La défection des "intéressés", ceux qui attendaient quelque chose pour eux de la victoire de François Fillon, ne m'affectait pas, ne me surprenait pas.

Mais celle de ses plus fidèles, les irremplaçables , qui se sont lancés dans la reconquête depuis cinq ans, c'est le coup de grâce. Pour lui, pour moi. Il ne peut aller jusqu'au bout tout seul, sans armée, sans intendance, sans "train des équipages". On le dit, "ébranlé", s'accrochant au test de popularité du Trocadero.

Même s'il se révèle réel, concret, réconfortant, l'intendance et l'état-major restent indispensables. S'ils sont sans expérience, ils seront inefficaces.

Son éventuel "passage de témoin" à Alain Juppé prend donc de la probabilité. Pour la droite, il est vital. Non seulement l'alternance lui échapperait, mais sa représentation à l'Assemblée nationale serait réduite, éliminatoire des grandes décisions.

Si Alain Juppé n'a pas gagné les primaires, c'est parce que son programme était plus tiède, d'une prudence jugée excessive. Ça m'étonnerait, s'il remplaçait Fillon au pied levé, qu'il applique son programme, ambitieux et dur. Il en a un, lui aussi, en propre.

De toute façon, il rencontrera la résistance des syndicats conservateurs, protecteurs des services publics, liquidateurs des "autres". En 1995, il l'a rencontrée. Moi aussi!

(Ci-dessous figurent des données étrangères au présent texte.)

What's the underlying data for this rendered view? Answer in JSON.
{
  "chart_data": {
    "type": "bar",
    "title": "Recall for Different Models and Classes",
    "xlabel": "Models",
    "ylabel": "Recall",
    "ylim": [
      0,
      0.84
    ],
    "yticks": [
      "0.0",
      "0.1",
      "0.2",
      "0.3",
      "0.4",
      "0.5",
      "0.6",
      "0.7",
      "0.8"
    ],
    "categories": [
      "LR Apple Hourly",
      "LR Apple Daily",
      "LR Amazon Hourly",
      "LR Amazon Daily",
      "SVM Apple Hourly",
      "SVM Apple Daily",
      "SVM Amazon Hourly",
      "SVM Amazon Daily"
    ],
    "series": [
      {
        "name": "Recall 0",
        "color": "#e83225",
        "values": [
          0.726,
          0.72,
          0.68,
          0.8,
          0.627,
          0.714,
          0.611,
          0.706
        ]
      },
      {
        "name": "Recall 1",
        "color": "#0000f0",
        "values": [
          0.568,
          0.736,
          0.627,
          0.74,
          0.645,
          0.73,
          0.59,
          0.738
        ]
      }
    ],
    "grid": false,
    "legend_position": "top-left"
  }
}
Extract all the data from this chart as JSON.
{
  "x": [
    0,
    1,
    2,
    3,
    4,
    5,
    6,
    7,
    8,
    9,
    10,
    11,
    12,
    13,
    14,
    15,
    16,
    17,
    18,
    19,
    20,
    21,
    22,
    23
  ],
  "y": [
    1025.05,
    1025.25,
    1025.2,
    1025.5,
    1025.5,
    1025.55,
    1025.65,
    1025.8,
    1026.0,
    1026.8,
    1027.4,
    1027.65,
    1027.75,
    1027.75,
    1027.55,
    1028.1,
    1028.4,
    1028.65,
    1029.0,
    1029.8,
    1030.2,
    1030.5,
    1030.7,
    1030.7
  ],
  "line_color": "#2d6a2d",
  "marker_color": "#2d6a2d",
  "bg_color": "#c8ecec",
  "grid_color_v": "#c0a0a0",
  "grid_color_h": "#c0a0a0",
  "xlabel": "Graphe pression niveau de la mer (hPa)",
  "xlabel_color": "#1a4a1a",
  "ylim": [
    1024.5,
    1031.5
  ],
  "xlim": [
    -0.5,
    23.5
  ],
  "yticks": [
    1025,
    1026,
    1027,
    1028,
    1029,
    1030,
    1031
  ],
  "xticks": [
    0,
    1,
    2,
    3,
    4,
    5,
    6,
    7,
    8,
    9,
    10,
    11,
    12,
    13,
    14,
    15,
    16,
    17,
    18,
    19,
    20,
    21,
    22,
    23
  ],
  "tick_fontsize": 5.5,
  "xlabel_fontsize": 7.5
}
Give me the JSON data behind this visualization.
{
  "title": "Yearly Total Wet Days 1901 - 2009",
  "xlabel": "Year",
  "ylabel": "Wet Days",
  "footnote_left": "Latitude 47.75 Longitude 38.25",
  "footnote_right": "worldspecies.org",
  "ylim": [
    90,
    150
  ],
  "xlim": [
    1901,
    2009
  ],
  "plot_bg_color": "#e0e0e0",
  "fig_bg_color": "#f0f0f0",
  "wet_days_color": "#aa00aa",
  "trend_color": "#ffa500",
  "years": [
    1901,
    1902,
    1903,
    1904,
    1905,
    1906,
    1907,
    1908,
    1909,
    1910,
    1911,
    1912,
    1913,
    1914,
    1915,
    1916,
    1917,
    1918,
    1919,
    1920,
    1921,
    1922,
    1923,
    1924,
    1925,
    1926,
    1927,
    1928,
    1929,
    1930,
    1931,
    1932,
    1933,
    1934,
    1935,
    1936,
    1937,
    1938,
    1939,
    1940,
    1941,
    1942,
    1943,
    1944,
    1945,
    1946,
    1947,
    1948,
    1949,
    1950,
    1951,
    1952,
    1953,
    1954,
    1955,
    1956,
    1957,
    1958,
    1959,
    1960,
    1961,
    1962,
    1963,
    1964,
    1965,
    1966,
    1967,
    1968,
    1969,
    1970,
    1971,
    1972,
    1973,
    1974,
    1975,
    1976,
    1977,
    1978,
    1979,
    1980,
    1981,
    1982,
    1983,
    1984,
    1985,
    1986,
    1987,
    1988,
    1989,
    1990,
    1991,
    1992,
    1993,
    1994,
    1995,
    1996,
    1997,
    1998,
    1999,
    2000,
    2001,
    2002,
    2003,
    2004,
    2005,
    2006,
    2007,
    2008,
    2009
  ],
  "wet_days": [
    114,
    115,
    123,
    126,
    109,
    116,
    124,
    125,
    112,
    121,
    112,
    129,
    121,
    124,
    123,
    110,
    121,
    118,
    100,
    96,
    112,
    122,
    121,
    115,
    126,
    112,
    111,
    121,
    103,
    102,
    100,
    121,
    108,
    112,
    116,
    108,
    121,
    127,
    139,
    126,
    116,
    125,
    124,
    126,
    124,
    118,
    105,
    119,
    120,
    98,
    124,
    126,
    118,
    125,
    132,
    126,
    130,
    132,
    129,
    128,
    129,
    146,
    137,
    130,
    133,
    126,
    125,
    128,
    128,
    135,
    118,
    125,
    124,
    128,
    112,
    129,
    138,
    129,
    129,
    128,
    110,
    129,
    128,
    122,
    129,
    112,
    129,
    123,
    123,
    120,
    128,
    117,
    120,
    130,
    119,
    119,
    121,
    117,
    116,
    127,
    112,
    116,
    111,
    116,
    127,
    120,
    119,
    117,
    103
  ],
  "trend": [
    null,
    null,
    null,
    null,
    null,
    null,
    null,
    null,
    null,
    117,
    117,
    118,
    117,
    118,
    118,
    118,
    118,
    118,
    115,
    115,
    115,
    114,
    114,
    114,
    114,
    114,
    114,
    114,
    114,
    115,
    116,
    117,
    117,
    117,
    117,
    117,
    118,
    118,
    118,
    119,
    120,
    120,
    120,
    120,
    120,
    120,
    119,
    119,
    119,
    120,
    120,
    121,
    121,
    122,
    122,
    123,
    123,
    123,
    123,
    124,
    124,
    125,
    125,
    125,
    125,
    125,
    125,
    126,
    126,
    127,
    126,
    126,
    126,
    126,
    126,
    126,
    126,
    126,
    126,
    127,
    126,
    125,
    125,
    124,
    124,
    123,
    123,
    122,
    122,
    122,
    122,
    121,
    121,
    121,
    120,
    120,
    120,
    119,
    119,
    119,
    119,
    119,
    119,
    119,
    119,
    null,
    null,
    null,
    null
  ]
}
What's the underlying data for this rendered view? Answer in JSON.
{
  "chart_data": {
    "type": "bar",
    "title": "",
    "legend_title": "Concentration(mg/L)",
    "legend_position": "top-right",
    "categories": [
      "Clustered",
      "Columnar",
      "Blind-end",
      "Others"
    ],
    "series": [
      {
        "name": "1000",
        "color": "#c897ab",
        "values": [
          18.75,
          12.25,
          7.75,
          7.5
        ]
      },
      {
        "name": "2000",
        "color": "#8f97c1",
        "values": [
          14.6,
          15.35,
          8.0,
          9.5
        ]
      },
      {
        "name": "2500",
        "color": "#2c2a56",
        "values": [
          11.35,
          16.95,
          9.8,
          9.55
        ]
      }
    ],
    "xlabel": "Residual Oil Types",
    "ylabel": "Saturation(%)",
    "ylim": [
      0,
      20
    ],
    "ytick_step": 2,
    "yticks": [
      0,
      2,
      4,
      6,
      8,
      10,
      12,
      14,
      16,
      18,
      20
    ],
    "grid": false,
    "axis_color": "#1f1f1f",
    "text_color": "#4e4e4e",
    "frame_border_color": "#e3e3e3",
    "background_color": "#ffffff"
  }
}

On pouvait espérer de Fillon, bien qu'il n'ait jamais dévoilé comment il gérerait le conflit inéluctable avec les syndicats conservateurs, qu'il disposait pour cet obstacle d'une "botte secrète". 

Emmanuel Macron avoue:"La France est irréformable". Et il poursuit, "nous allons la changer!" Je ne vois pas ce que peut changer un changement de mot. Le procédé est on ne peut plus utilisé. Sans effet jusqu'à ce jour!